The tragic murder of British MP Jo Cox seemed so unreal and senseless. A week before the EU vote, on the 16th June, she was shot and stabbed multiple times outside her constituency office. A Nazi obsessed loner was charged with her murder and Britain almost fell silent. For a few days EU campaigning was stopped and people began to ask how could this happen in the UK. This attack on democracy sent shockwaves across the country and left a family in grief having lost a wife, mother and daughter.
Acts of terrorism and ongoing wars have continued to dominate our news. In Turkey, there were multiple deadly bombings and a failed coup in July. The most recent were on 10th December with two deadly explosions in Istanbul which resulted in 38 deaths.
For Syria 2016 ends with the country in ever greater turmoil.
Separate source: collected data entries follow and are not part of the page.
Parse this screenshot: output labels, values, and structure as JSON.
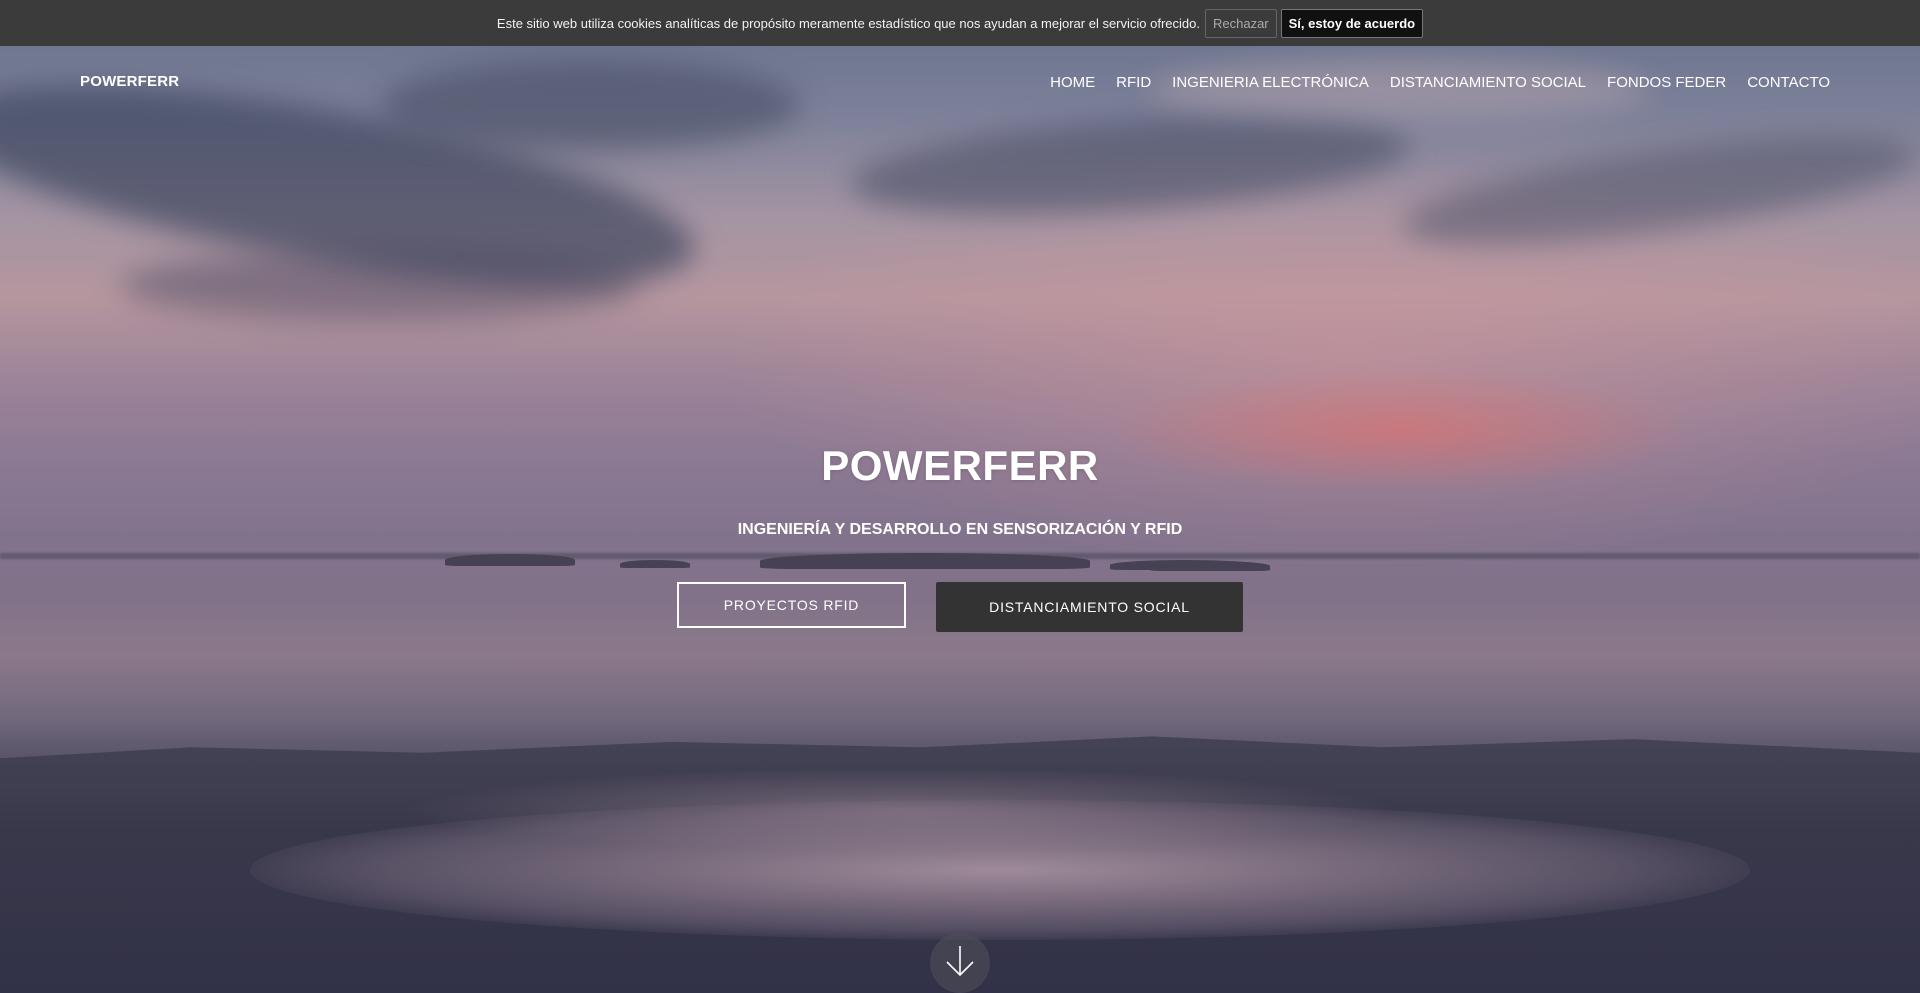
{
  "cookie_bar": {
    "message": "Este sitio web utiliza cookies analíticas de propósito meramente estadístico que nos ayudan a mejorar el servicio ofrecido.",
    "reject_label": "Rechazar",
    "accept_label": "Sí, estoy de acuerdo"
  },
  "header": {
    "brand": "POWERFERR",
    "nav": [
      "HOME",
      "RFID",
      "INGENIERIA ELECTRÓNICA",
      "DISTANCIAMIENTO SOCIAL",
      "FONDOS FEDER",
      "CONTACTO"
    ]
  },
  "hero": {
    "title": "POWERFERR",
    "subtitle": "INGENIERÍA Y DESARROLLO EN SENSORIZACIÓN Y RFID",
    "primary_button": "PROYECTOS RFID",
    "secondary_button": "DISTANCIAMIENTO SOCIAL",
    "scroll_icon": "arrow-down-icon"
  },
  "colors": {
    "cookie_bar_bg": "#3b3b3b",
    "accept_bg": "#111111",
    "dark_button_bg": "#333333"
  }
}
It has been gripped by war since 2011. Recently the battle of Aleppo has again brought into sharp focus the desperate plight of the Syrian people and shown the impotence of the West.
Israel too has suffered repeated acts of terror on her civilians with the murder in June of a 13-year-old girl in her bed being one of the more heinous. Hallel Yaffa Ariel was stabbed to death by a 17-year-old Palestinian terrorist. Most recently Jordan saw the murder of 10 people in Karak one of whom was a Canadian tourist.
On one day alone,19th December, three terrorist attacks played out across Europe. In Zurich 3 people were shot and injured near a Muslim Prayer centre; The Russian Ambassador to Turkey in Ankara was murdered by a Turkish policeman, which on any other day would have been the main news, but all this was over shadowed when in Berlin a terrorist murdered 12 people and injured scores of others at a Christmas Market. Six months on from Nice the same tactics of using a vehicle was again used. The fact the Berlin terrorist was able to move so freely across Europe will only heighten concerns about Europe’s open borders in 2017. Throughout all this the security services made it known that other attacks planned around Christmas had been foiled.
As we head towards 2017 many of these issues are unresolved and yet to be played out. Donald Trump will be inaugurated as the 45th President of the USA on 20th January. Theresa May has promised to invoke Article 50 by the end of March 2017 and start the formal Brexit process. The turmoil in Syria, Iraq, Libya, Yemen and much of the Middle East will rumble on and Europe will continue to be a focus for those who see it as a legitimate target.
So, what can we learn from 2016? That hate, incitement, and extremes lead to the murder of innocent people and can never solve our problems and differences. Most of us know this but it seems almost inevitable that the cycle will not be broken in 2017. But you never know it could be yet another year of shocks and surprises.